Though rooted in heartache, there’s a maturity to the songwriting that surfaces most cleanly in “Wedding Dress,” a tune in which Myers envisions his former love in her wedding dress and prepared to marry another person. Rather than jealousy, though, the song exudes a sense of happiness – even if it arrives with some lingering ache attached.

“I listened to a lot of John Prine going into recording, and he’s someone who really exemplifies that idea of slow down and write something that’s true – and that means it has to be true for everybody,” said Myers, who is accompanied on the record by bass guitarist Scott Hyatt, drummer Lawrence Durica, pedal guitarist Nate Little, guitarist West Taylor and pianist Jeff Straw. (Angela Perley and Paige Vandiver also provide backing vocals, along with saw and percussion, respectively.) “One thing in writing about a breakup, you want what you’re writing to be true for the person you’re breaking up with, too. And if you can do that, you’re kind of building a place where more people can meet, I guess. I think that’s what most artists want to do, is to say, ‘Hey, I went through this shit. And this is what I made with it. And I hope you feel welcome here.”

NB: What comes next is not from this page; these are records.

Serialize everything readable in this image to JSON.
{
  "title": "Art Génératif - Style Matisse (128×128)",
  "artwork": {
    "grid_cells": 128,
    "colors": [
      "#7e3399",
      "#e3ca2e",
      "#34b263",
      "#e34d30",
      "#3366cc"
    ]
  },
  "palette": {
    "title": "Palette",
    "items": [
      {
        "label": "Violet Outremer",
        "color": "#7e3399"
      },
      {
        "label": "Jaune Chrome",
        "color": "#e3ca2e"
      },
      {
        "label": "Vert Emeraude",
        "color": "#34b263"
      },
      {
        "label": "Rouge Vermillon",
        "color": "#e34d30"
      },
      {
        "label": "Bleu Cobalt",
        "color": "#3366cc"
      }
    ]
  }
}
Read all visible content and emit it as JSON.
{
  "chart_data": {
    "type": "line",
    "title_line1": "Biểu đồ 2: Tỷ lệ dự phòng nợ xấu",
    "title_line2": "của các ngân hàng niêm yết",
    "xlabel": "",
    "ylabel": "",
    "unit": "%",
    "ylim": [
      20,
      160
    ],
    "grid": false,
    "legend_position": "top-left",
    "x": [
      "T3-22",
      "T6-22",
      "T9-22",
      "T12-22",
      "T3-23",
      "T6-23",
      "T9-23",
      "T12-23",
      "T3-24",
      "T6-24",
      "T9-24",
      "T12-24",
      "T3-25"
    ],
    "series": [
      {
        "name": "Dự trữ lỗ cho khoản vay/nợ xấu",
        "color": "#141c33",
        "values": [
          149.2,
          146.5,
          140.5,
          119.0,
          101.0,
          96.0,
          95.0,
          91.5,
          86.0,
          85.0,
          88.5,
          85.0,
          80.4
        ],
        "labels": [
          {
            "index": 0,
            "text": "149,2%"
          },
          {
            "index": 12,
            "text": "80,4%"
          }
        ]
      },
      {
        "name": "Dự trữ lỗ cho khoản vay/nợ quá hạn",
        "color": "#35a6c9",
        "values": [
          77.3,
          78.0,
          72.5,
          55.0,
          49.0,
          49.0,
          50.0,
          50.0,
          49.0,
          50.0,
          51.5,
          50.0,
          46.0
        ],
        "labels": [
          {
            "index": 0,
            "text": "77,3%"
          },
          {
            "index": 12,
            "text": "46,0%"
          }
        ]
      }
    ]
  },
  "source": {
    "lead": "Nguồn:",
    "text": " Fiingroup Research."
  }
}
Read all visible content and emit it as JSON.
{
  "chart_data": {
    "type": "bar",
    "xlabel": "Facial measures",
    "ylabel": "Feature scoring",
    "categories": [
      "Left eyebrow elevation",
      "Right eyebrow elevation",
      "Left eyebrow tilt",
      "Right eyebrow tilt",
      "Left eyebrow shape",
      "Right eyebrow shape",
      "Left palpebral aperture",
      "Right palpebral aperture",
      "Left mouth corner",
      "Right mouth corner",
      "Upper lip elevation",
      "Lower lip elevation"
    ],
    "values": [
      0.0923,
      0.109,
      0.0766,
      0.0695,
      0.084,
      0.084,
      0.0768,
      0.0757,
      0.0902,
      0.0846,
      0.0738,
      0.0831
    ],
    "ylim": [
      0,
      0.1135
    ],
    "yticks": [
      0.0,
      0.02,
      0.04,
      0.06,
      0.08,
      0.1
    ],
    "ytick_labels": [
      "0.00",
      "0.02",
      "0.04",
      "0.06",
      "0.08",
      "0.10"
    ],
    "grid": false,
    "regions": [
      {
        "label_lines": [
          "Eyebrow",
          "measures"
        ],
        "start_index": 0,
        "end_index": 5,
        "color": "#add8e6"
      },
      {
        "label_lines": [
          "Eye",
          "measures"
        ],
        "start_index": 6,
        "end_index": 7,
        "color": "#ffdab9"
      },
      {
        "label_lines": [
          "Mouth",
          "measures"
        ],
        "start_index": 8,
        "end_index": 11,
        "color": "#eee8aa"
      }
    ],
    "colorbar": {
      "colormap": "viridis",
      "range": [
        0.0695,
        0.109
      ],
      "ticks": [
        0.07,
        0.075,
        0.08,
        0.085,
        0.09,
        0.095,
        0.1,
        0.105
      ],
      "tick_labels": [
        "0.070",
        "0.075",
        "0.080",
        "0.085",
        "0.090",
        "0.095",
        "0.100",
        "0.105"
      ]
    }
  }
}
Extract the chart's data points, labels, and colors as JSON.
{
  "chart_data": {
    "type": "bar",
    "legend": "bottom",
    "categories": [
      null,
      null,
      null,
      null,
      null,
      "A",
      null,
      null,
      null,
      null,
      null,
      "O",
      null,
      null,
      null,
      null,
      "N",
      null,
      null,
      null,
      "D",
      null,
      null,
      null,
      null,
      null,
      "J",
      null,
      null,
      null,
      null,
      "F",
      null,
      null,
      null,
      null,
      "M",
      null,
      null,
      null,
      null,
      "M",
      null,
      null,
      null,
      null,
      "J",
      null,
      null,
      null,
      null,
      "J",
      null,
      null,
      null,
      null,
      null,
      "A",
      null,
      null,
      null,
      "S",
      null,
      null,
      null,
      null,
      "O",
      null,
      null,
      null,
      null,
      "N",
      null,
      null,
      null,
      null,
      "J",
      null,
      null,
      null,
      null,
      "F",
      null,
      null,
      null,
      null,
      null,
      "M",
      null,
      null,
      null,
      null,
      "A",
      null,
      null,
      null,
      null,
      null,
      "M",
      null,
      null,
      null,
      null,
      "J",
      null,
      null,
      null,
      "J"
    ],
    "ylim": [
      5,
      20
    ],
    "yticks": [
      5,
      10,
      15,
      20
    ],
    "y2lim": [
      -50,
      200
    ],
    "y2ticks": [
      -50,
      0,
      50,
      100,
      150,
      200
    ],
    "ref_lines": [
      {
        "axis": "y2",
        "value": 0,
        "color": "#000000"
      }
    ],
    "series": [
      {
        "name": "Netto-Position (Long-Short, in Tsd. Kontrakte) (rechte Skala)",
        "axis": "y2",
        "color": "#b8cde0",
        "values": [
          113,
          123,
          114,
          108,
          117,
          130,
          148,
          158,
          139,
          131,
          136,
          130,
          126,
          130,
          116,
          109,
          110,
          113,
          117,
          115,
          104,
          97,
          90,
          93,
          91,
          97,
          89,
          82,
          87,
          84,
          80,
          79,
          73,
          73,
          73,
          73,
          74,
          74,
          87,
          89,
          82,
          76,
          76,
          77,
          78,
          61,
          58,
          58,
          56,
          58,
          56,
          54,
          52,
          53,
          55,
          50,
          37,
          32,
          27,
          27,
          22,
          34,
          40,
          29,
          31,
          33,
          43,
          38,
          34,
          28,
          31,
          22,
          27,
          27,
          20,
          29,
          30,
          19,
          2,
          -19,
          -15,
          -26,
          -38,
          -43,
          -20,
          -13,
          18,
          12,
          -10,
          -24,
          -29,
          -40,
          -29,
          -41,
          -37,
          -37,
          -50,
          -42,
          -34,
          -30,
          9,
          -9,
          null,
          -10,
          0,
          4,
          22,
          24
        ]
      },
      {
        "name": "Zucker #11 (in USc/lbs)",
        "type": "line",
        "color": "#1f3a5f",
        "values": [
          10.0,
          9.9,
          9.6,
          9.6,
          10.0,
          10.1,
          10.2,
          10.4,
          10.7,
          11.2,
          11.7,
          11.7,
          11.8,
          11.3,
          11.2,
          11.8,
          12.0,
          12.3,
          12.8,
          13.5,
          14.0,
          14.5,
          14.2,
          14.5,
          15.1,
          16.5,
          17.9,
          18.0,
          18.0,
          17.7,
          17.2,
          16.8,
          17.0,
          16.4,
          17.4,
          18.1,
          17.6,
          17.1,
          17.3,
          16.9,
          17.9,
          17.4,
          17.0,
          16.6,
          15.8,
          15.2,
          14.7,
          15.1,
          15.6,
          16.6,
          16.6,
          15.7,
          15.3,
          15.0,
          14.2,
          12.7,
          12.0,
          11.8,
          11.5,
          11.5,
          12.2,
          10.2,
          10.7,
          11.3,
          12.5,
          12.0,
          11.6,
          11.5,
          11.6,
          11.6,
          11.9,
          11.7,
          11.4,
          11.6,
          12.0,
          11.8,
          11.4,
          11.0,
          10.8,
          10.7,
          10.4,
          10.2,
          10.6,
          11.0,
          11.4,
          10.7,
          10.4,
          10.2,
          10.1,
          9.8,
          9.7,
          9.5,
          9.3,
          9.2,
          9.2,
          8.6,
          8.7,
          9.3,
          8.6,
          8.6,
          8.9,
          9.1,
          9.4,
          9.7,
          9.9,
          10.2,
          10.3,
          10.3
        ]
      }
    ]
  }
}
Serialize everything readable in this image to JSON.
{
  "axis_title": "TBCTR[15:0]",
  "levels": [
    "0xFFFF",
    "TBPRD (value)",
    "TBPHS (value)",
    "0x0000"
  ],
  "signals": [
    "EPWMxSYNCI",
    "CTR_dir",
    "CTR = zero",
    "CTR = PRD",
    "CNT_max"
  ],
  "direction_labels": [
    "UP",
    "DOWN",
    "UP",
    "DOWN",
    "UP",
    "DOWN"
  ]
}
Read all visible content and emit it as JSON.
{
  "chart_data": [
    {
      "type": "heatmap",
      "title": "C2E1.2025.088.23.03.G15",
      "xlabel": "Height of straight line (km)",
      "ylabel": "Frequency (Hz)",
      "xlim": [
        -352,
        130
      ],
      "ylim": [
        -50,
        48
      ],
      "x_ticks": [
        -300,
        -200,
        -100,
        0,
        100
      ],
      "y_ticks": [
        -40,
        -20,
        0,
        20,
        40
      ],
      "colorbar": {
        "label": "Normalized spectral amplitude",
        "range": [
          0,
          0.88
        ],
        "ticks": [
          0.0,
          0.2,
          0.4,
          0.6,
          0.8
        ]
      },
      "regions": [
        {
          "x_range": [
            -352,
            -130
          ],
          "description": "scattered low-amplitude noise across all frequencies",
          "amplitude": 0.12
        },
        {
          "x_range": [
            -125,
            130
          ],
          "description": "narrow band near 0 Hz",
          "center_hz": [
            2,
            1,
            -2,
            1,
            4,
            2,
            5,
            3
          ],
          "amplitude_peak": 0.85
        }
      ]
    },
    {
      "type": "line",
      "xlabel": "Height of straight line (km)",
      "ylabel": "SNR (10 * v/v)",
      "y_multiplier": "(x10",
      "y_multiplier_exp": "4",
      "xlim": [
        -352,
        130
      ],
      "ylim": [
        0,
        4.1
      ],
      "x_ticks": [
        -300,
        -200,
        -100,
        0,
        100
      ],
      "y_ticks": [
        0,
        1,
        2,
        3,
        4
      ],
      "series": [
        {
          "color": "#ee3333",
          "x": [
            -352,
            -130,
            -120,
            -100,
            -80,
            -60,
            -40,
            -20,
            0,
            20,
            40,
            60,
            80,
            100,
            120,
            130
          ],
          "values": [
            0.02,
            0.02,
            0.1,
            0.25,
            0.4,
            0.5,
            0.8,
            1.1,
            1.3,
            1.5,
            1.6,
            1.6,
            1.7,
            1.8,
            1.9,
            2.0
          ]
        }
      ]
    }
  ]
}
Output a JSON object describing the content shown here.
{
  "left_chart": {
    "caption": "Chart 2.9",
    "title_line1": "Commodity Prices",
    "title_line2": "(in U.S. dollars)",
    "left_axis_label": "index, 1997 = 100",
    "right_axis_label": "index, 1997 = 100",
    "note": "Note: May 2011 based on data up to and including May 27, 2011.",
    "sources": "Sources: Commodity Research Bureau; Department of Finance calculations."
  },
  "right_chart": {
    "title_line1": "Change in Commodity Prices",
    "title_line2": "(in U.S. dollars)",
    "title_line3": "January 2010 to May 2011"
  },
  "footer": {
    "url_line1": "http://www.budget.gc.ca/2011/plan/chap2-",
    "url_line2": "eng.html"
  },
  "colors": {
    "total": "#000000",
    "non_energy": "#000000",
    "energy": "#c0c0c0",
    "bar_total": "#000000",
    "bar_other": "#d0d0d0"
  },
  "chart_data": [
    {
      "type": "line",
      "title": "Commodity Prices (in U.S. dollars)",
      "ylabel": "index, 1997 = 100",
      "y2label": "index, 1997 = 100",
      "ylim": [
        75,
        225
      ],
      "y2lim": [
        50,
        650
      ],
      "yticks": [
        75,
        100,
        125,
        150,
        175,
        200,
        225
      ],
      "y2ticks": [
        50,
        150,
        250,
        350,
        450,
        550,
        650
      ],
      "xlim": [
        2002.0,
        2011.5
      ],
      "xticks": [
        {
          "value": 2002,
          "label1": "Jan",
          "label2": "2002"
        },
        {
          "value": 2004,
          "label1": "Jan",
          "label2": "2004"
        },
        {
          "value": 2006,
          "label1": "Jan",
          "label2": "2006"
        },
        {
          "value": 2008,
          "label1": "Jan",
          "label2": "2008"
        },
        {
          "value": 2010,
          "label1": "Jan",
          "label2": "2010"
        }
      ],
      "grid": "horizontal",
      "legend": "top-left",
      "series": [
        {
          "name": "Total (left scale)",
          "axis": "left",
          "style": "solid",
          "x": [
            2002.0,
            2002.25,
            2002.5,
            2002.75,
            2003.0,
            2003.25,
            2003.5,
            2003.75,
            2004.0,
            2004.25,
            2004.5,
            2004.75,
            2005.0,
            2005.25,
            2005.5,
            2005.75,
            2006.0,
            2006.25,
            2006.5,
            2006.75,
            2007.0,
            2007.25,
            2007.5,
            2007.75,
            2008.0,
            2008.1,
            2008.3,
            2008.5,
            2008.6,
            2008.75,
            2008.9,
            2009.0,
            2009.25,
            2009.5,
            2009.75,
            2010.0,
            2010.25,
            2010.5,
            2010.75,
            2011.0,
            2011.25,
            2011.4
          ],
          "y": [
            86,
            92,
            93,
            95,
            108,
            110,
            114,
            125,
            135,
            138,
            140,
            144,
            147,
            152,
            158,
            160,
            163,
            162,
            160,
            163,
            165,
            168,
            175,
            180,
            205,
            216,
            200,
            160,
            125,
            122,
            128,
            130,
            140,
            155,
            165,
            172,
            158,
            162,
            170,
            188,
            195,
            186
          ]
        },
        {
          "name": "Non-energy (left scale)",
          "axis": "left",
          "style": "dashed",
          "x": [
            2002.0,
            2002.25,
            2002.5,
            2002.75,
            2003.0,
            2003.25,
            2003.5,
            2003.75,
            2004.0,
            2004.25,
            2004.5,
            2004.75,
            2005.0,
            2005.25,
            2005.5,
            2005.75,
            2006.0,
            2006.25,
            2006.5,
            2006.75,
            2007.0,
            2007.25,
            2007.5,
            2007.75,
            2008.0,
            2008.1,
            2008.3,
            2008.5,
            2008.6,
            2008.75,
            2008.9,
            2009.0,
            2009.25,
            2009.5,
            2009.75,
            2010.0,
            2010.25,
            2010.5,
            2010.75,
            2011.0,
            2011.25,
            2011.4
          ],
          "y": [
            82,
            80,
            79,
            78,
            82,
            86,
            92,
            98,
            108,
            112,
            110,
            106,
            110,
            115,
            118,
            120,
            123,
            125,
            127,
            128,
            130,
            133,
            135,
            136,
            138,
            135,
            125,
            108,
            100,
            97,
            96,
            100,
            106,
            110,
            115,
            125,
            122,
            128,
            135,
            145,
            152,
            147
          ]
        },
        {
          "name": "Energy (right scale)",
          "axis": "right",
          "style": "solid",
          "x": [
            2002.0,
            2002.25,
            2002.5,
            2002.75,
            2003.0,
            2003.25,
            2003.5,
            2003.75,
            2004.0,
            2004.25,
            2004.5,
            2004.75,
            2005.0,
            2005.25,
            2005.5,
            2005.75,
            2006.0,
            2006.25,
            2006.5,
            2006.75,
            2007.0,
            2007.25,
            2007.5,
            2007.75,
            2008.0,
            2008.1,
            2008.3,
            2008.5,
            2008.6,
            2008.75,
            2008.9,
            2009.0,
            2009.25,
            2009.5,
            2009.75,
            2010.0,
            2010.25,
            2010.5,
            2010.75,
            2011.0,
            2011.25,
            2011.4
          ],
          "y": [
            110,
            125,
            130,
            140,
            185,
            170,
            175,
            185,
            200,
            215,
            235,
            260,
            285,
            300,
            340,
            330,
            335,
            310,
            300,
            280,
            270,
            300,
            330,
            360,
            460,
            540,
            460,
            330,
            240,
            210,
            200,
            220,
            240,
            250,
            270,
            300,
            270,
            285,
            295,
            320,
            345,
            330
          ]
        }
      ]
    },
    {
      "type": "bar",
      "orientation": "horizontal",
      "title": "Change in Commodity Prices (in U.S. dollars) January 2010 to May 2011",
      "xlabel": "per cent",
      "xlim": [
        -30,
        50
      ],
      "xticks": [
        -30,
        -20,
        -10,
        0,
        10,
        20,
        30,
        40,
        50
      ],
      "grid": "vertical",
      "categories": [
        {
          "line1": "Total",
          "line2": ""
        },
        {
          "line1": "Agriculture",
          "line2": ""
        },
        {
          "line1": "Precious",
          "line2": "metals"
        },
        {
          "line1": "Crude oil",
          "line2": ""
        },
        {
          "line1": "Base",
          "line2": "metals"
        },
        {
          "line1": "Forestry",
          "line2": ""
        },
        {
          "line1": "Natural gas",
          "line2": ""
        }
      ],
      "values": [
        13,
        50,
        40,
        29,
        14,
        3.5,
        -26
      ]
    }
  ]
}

Of course, Myers said it took some time and numerous drafts of songs to reach that point, describing early versions of tracks as angrier and more acidic. And while he allowed that there is a time and a place for these kinds of visceral, acerbic exorcisms, he knew going in that it wasn’t the kind of record he wanted to make at this moment.

Supporting this idea were the handful of older tracks that resurfaced as he worked, including “Wedding Dress,” which he wrote more than a decade ago, but which didn’t feel like it belonged until now. “I have a hard time trusting timing that I’m not in charge of, but sometimes it works out,” Myers said of the song, a more pop-oriented number he described as existing in the vein of Gram Parsons or Aaron Lee Tasjan.

As the album winds down, Myers delivers a pair of songs in “Too Broke to Love” and “Time Is Money” that could be interpreted in multiple ways. “I came in broke, I ain’t leaving that way,” Myers sings on the latter, leaving listeners to question if he means his bank account or his emotional state. A similar tug exists in the former, on which the musician repeatedly offers that he “ain’t too broke to love.”

“With that one, yeah, I think it could go either way. But I wrote it the way you’re taking it, with the idea [of being emotionally fractured],” Myers said. “What I had in mind was making peace with the fact that I don’t have a perfect track record in relationships – in anything – but then trying to get to a place where you can say, ‘Well, all of those things are true about me, but what also is true is that I’m worthy of love, and I’m deserving of love.’ I mean, hell, it’s hard out here. Even if you’re broke, you still need love, too.”